Mapping Connections to Processes

As useful information is recovered from memory, investigators often want to determine which process or kernel component was responsible for sending or receiving the particular packets. Volatility provides two ways to do this. The first is through the use of the strings plugin. The strings plugin can map a physical offset in a memory capture (the offset in the capture file) to its owning process or kernel module. Unfortunately, the strings plugins is not very straightforward with a PCAP file as the offset in physical memory of the packet is not encoded within the PCAP's data**.

To get around this limitation, you can use the yarascan plugin to search for unique data within the packet(s) that you find interesting. To do this, pass the data as the -Y option to yarascan. Note that you can pass arbitrary strings, bytes, and hex values to yarascan and you are not just limited to searching readable text. As yarascan searches for your signature it will list any processes or kernel components that contain the data. This can then immediately point you to the area of code responsible for generating or receiving the packet, which can greatly focus your analysis.

For those who closely follow Volatility, you know that there are also the ethscan [15] and pktscan [16] plugins that can perform the mapping as well. Unfortunately, pktscan is no longer supported and ethscan can take substantially longer to produce results versus bulk_extractor. For these reasons and others we choose to incorporate bulk_extractor in our analysis instead of using only Volatility components. 
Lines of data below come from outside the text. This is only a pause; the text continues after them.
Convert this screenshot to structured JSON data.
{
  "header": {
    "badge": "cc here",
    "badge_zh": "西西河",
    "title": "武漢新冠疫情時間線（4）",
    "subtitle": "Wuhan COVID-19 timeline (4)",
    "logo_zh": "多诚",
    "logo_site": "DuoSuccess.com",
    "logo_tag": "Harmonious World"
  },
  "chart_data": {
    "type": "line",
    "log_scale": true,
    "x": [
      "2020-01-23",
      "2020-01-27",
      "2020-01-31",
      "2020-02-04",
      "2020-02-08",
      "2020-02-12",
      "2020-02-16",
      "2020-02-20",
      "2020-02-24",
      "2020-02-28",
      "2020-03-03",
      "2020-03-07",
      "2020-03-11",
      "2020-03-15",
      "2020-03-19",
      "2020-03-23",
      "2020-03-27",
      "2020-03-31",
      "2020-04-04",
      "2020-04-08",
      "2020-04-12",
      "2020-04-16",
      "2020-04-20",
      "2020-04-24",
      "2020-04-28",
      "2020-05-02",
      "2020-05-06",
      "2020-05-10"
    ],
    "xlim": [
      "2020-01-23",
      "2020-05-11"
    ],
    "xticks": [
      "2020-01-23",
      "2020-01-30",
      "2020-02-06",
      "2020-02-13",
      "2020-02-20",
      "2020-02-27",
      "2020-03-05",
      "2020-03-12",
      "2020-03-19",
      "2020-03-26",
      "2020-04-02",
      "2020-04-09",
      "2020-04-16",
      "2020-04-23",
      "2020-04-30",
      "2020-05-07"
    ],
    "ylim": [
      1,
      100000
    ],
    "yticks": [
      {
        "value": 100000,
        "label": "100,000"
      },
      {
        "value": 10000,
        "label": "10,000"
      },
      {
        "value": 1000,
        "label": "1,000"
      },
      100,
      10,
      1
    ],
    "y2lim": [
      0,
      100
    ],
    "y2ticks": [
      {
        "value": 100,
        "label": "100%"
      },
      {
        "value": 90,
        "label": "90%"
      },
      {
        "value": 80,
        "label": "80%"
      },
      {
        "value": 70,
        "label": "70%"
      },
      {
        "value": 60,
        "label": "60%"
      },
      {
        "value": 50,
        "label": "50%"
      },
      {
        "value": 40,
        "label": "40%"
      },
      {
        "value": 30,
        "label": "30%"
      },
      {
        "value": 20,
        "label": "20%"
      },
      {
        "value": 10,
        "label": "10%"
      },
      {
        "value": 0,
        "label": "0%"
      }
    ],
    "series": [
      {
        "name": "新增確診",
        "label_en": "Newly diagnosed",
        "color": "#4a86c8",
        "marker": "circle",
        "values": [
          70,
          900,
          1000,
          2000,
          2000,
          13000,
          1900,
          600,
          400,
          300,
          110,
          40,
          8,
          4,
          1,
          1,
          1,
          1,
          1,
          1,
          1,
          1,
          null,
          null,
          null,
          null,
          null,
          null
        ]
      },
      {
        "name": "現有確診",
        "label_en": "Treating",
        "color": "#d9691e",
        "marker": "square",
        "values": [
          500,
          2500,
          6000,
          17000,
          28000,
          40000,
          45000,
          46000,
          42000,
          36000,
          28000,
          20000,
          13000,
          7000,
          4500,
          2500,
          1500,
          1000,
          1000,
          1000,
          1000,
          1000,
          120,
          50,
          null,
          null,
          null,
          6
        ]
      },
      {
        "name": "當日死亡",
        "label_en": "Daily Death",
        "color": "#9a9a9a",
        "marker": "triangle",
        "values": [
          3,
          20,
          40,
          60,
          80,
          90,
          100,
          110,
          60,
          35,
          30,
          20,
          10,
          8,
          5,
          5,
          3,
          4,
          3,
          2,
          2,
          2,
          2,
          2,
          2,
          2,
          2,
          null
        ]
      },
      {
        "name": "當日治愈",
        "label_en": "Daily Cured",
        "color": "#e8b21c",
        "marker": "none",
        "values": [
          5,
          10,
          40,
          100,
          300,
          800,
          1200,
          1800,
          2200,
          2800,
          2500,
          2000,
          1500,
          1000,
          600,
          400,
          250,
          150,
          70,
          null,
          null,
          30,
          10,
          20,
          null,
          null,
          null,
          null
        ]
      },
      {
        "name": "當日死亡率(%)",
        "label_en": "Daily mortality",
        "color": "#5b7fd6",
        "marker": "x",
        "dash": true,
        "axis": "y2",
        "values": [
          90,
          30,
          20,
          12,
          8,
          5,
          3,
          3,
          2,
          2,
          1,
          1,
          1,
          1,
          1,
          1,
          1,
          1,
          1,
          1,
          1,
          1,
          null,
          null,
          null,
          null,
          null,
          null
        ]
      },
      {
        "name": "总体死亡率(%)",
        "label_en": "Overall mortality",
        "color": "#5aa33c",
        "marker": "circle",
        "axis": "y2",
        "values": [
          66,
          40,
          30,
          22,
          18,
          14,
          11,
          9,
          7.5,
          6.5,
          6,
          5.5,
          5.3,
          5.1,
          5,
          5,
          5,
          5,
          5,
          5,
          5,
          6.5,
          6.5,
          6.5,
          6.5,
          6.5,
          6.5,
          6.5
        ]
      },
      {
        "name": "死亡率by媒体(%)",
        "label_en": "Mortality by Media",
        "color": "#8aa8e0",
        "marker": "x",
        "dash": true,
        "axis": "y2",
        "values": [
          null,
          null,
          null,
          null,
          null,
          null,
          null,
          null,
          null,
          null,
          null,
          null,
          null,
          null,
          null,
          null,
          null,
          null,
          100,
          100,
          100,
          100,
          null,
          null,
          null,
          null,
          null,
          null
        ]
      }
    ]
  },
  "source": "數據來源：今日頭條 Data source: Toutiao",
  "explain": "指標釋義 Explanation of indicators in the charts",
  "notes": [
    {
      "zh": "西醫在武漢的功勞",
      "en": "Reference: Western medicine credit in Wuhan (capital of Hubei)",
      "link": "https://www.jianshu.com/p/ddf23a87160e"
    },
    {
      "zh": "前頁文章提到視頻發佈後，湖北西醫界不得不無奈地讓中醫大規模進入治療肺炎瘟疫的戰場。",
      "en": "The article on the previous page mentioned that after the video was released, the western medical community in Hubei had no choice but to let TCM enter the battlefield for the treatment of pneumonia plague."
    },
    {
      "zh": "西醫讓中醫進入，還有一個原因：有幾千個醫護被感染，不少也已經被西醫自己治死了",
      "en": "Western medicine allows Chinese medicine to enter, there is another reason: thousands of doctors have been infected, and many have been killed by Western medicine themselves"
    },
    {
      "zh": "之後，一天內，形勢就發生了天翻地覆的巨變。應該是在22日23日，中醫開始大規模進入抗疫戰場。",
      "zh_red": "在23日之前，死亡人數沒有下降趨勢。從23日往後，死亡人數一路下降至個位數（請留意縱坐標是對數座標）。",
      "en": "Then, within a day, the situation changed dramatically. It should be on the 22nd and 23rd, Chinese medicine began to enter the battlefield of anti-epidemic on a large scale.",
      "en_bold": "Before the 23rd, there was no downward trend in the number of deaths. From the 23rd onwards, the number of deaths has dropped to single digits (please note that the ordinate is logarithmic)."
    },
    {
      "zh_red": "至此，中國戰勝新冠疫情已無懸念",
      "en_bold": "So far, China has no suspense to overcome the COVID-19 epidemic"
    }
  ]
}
** Someone please let me know if I am wrong about this. I have not seen this documented anywhere for bulk_extractor and I am not sure its possible using the old PCAP format that BE writes the capture in. The newer PCAP-ng format allows for arbitrary comments though and a nice addition to BE would be writing to the new format with a comment of the physical offset of where the particular packet was found.


This post was written to highlight the power of carving network data from memory. When full packet capture is not available, or when no network data is available, the ability to extract network data from memory may be your only chance of recovering it. As shown, bulk_extractor is a highly capable tool for this task. Not only can it recover packets to a PCAP, but it can also be used to recover a wide range of other information as well as arbitrary strings or regular expressions that you configure it for.

We strongly encourage our readers who are currently not utilizing this capability to start to incorporate in into your memory forensics workflows. We believe you will see immediate usefulness of the data recovered and bulk_extractor makes recovery trivial.


[1] https://github.com/simsong/bulk_extractor
[2] http://simson.net/ref/2012/2012-02-02%20USMA%20bulk_extractor.pdf
[3] http://simson.net/ref/2013/2013-12-05_tcpflow-and-BE-update.pdf
[4] https://samsclass.info/121/proj/p3-Bulk.htm
[5] http://simson.net/clips/academic/2011.DFRWS.ipcarving.pdf
[6] http://www.slideshare.net/jared703/vol-ir-jgss114
[7] https://github.com/simsong/bulk_extractor/wiki
[8] http://www.dfrws.org/2005/challenge/
[9] http://www.dfrws.org/2008/challenge/
[10] http://sandbox.dfrws.org/2008/Cohen_Collet_Walters/Digital_Forensics_Research_Workshop_2.pdf
[11] http://www.honeynet.org/challenges/2010_3_banking_troubles
[12] http://www.honeynet.org/files/Forensic_Challenge_3_-_Banking_Troubles_Solution.pdf
[13] http://www.honeynet.org/challenges/2011_7_compromised_server
[14] http://www.gmgsystemsinc.com/knttools/
[15] http://jamaaldev.blogspot.com/2013/07/ethscan-volatility-memory-forensics.html
[16]  https://code.google.com/p/volatility/issues/detail?id=233

1 comment:

  1. Nice post, bulk_extractor is truly an awesome program. If you enable the wordlist functionality of bulk_extractor when you scan your memory dump, a file with all printable characters and the offset to where they are found will be generated. If the pattern you are looking for contains other, non-printable characters, I would highly recommend creating a findlist and enabling the lightgrep scanner. I suspect this will get you the desired result quicker than running yarascan.